As reported earlier by Cliffe Dekker Hofmeyr, directors and individuals with management authority who, from 1 May 2016, cause a firm to engage in or knowingly acquiesce in collusion, expose themselves to personal, criminal liability.
Much of the subsequent media frenzy around these ground breaking amendments, threaten fines up to R500,000 and/or imprisonment up to 10 years. Although this was the clear intention when the Amendment Act was first published in 2009, it appears that the actual sanctions require some clarification.
This is because the April 2016 Proclamation only brought into effect certain sections of the 2009 Amendment Act. It did not bring into force the proposed amendment to our existing Competition Act, which would have included this new collusion offence as one which attracts fines up to R500,000 and/or imprisonment up to 10 years (s74). The result is that, for the time being, the new collusion offence falls into the category in our existing Act which provides for fines up to R2,000 and/or imprisonment up to six months.

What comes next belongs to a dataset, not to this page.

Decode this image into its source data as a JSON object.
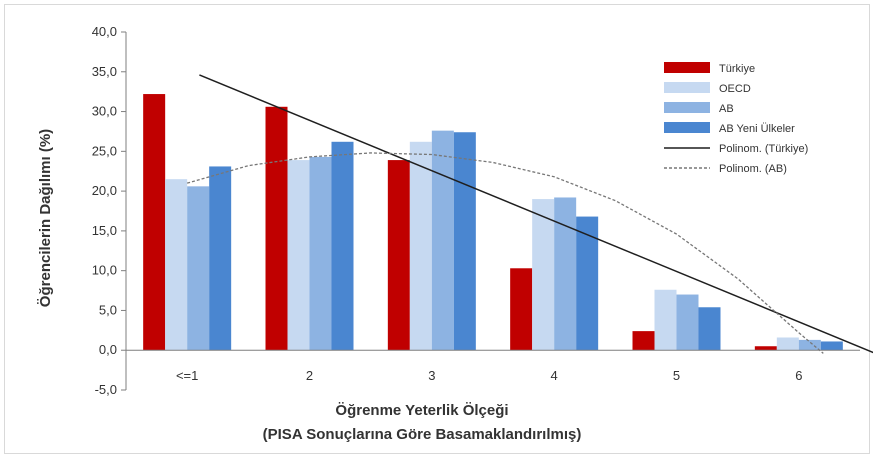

The original proposed amendments received strong criticism. If intentional, this s74 omission could be an attempt to retain personal, criminal liability as a deterrence to collusion, albeit with ‘softer’ sanctions than originally envisaged. While a R2,000 fine may be a mere slap on the wrist for a wealthy executive, facing a possible criminal record, disqualification as a director and significant reputational damage, topped with six months jail time, is scarier than a career limiting move. Arguably, Mr Patel has not softened the blow and what remains is a strong incentive not to collude.
Competition law training and audits undoubtedly need to be at the top of the compliance agenda for directors and all employees who act in management roles. Caution should not however come at the risk of stifling pro-competitive, innovative behaviour. For example, bona fide efficiency-enhancing joint ventures between competitors potentially contribute to the economy’s growth and development. Seeking expert competition law advice can assist in balancing the obvious need for strict compliance (in avoidance of jail time), against the desire for lawful collaboration with competitors in a transactional or business environment.
The controversial reverse onus provision (s73A(5)) was also not promulgated. In terms of this proposed amendment, a settlement agreement approved by the Tribunal containing an admission of liability, or a finding by the competition authorities, that the firm had engaged in collusion, could constitute prima facie proof of the contravention. This omission of a provision which undermined the rights to a fair trial and to be presumed innocent until proven guilty, was assumedly intentionally aimed at averting constitutional challenges.
However, it remains that the National Prosecuting Authority (NPA), as opposed to the specialist competition authorities, will be responsible for prosecuting these new criminal offences. The competition authorities have had many successes in routing out anti-competitive behaviour with the use of their leniency programme. Going forward disclosures to the competition authorities, whether during leniency or in general dealings, are likely going to become much more circumspect. This is because of the risk of evidence of self-incrimination, which could be used by the NPA.
While white-collar crime deserves its day in court, given South Africa’s uphill battles against the most heinous of crimes and our overcrowded jails, one wonders whether this is currently the wisest use of the NPA’s limited resources.